RBF-MGN:Solving spatiotemporal PDEs with Physics-informed Graph Neural Network
This work addresses a domain-specific problem in computational physics and engineering by offering a more effective method for PDE solving on complex geometries, though it appears incremental as it builds on existing PINN and GNN techniques.
The authors tackled the challenge of solving spatiotemporal PDEs on irregular domains with unstructured meshes by proposing a novel framework combining graph neural networks and radial basis function finite difference, achieving improved accuracy and efficiency in numerical experiments on Poisson and wave equations.

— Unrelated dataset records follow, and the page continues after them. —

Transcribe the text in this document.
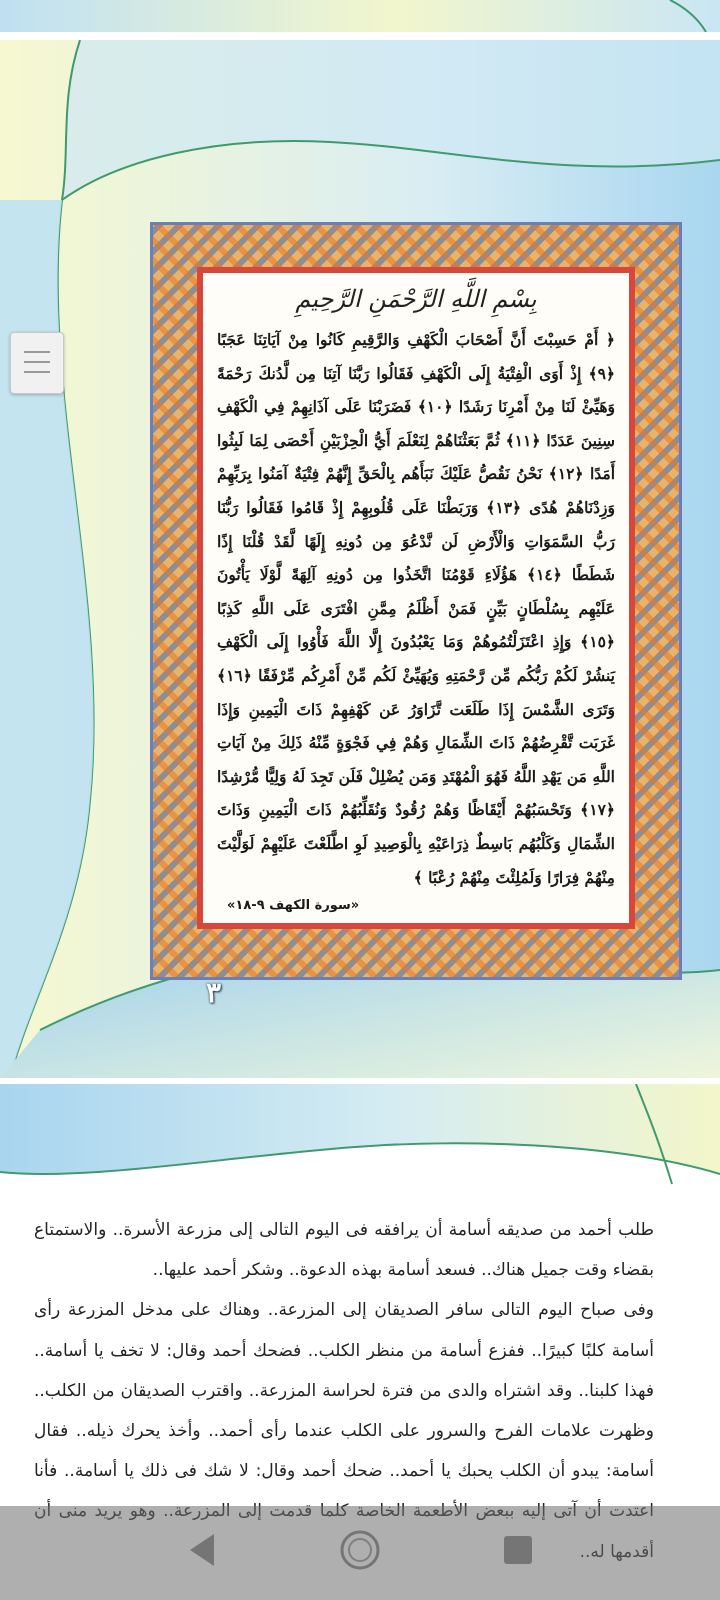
بِسْمِ اللَّهِ الرَّحْمَنِ الرَّحِيمِ

﴿ أَمْ حَسِبْتَ أَنَّ أَصْحَابَ الْكَهْفِ وَالرَّقِيمِ كَانُوا مِنْ آيَاتِنَا عَجَبًا ﴿٩﴾ إِذْ أَوَى الْفِتْيَةُ إِلَى الْكَهْفِ فَقَالُوا رَبَّنَا آتِنَا مِن لَّدُنكَ رَحْمَةً وَهَيِّئْ لَنَا مِنْ أَمْرِنَا رَشَدًا ﴿١٠﴾ فَضَرَبْنَا عَلَى آذَانِهِمْ فِي الْكَهْفِ سِنِينَ عَدَدًا ﴿١١﴾ ثُمَّ بَعَثْنَاهُمْ لِنَعْلَمَ أَيُّ الْحِزْبَيْنِ أَحْصَى لِمَا لَبِثُوا أَمَدًا ﴿١٢﴾ نَحْنُ نَقُصُّ عَلَيْكَ نَبَأَهُم بِالْحَقِّ إِنَّهُمْ فِتْيَةٌ آمَنُوا بِرَبِّهِمْ وَزِدْنَاهُمْ هُدًى ﴿١٣﴾ وَرَبَطْنَا عَلَى قُلُوبِهِمْ إِذْ قَامُوا فَقَالُوا رَبُّنَا رَبُّ السَّمَوَاتِ وَالْأَرْضِ لَن نَّدْعُوَ مِن دُونِهِ إِلَهًا لَّقَدْ قُلْنَا إِذًا شَطَطًا ﴿١٤﴾ هَؤُلَاءِ قَوْمُنَا اتَّخَذُوا مِن دُونِهِ آلِهَةً لَّوْلَا يَأْتُونَ عَلَيْهِم بِسُلْطَانٍ بَيِّنٍ فَمَنْ أَظْلَمُ مِمَّنِ افْتَرَى عَلَى اللَّهِ كَذِبًا ﴿١٥﴾ وَإِذِ اعْتَزَلْتُمُوهُمْ وَمَا يَعْبُدُونَ إِلَّا اللَّهَ فَأْوُوا إِلَى الْكَهْفِ يَنشُرْ لَكُمْ رَبُّكُم مِّن رَّحْمَتِهِ وَيُهَيِّئْ لَكُم مِّنْ أَمْرِكُم مِّرْفَقًا ﴿١٦﴾ وَتَرَى الشَّمْسَ إِذَا طَلَعَت تَّزَاوَرُ عَن كَهْفِهِمْ ذَاتَ الْيَمِينِ وَإِذَا غَرَبَت تَّقْرِضُهُمْ ذَاتَ الشِّمَالِ وَهُمْ فِي فَجْوَةٍ مِّنْهُ ذَلِكَ مِنْ آيَاتِ اللَّهِ مَن يَهْدِ اللَّهُ فَهُوَ الْمُهْتَدِ وَمَن يُضْلِلْ فَلَن تَجِدَ لَهُ وَلِيًّا مُّرْشِدًا ﴿١٧﴾ وَتَحْسَبُهُمْ أَيْقَاظًا وَهُمْ رُقُودٌ وَنُقَلِّبُهُمْ ذَاتَ الْيَمِينِ وَذَاتَ الشِّمَالِ وَكَلْبُهُم بَاسِطٌ ذِرَاعَيْهِ بِالْوَصِيدِ لَوِ اطَّلَعْتَ عَلَيْهِمْ لَوَلَّيْتَ مِنْهُمْ فِرَارًا وَلَمُلِئْتَ مِنْهُمْ رُعْبًا ﴾

«سورة الكهف ٩-١٨»
٣

طلب أحمد من صديقه أسامة أن يرافقه فى اليوم التالى إلى مزرعة الأسرة.. والاستمتاع بقضاء وقت جميل هناك.. فسعد أسامة بهذه الدعوة.. وشكر أحمد عليها..

وفى صباح اليوم التالى سافر الصديقان إلى المزرعة.. وهناك على مدخل المزرعة رأى أسامة كلبًا كبيرًا.. ففزع أسامة من منظر الكلب.. فضحك أحمد وقال: لا تخف يا أسامة.. فهذا كلبنا.. وقد اشتراه والدى من فترة لحراسة المزرعة.. واقترب الصديقان من الكلب.. وظهرت علامات الفرح والسرور على الكلب عندما رأى أحمد.. وأخذ يحرك ذيله.. فقال أسامة: يبدو أن الكلب يحبك يا أحمد.. ضحك أحمد وقال: لا شك فى ذلك يا أسامة.. فأنا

Physics-informed neural networks (PINNs) have lately received significant attention as a representative deep learning-based technique for solving partial differential equations (PDEs). Most fully connected network-based PINNs use automatic differentiation to construct loss functions that suffer from slow convergence and difficult boundary enforcement. In addition, although convolutional neural network (CNN)-based PINNs can significantly improve training efficiency, CNNs have difficulty in dealing with irregular geometries with unstructured meshes. Therefore, we propose a novel framework based on graph neural networks (GNNs) and radial basis function finite difference (RBF-FD). We introduce GNNs into physics-informed learning to better handle irregular domains with unstructured meshes. RBF-FD is used to construct a high-precision difference format of the differential equations to guide model training. Finally, we perform numerical experiments on Poisson and wave equations on irregular domains. We illustrate the generalizability, accuracy, and efficiency of the proposed algorithms on different PDE parameters, numbers of collection points, and several types of RBFs.